Тогда уж восходят ступени, ступени Призыва вверх, к увиденному во сне
Храму Будущего; тогда уж трели, фонтаны,
так  настаивающему лучу,  уже и  падение готовят,
в многообещающей игре.... И вот, само пред собой, -Лето.


Не только все утренние часы Лета-, не только
брождение их днём и сияние перед Началом.
Не только дни, которые нежны вокруг цветов, и наверху,
вокруг наряженных деревьев, так сильны и могущественны.
Не только благоговение этих развитых сил,
не только пути, не только луга вечером,
не только, после поздней грозы, дышащая Прозрачность,
не только приближающийся сон и предчувствие, вечером...
но ночи! Но Высоты лета,-
Ночи, эти Звезды, -звезды земли.
О, быть им однажды мертвыми, и они безмерно об этом знают,
все эти звезды: и как, как, как они об позабудут!
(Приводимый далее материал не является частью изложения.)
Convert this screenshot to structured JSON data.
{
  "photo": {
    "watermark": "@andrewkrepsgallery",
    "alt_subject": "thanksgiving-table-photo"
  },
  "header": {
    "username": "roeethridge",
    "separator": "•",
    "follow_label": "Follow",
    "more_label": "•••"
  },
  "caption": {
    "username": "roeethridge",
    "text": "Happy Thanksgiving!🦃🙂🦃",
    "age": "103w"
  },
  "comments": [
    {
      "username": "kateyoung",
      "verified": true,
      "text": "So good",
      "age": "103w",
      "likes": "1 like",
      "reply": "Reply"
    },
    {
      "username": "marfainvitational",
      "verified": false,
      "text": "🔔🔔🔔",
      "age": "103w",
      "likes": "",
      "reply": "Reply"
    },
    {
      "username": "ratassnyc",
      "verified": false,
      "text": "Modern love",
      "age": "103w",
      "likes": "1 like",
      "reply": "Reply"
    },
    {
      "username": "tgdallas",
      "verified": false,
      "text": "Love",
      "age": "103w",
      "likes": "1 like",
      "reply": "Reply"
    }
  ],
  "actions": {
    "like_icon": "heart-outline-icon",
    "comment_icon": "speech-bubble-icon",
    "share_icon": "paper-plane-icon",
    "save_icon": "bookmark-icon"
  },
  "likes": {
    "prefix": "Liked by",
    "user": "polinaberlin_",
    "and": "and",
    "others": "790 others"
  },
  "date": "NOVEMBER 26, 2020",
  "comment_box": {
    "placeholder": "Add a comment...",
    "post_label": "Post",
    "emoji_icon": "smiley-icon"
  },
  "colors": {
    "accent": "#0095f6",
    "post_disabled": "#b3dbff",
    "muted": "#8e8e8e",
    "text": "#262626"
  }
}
Смотри, здесь звал я любимую. Но не только
она пришла... Из слабых могил вышли
девушки, и стояли... Но, как сузить мне,
как, уже позвучавший возглас? Утопленики всегда ищут
все еще землю, - их дети были бы для многих
всего лишь трогательными существами.
Не верьте, что  Судьба является чем-то большим, чем насыщенность Детства;
и как часто вы обгоняли Влюбленного, дыша,
дыша после радостного бега, в пустоту, на волю...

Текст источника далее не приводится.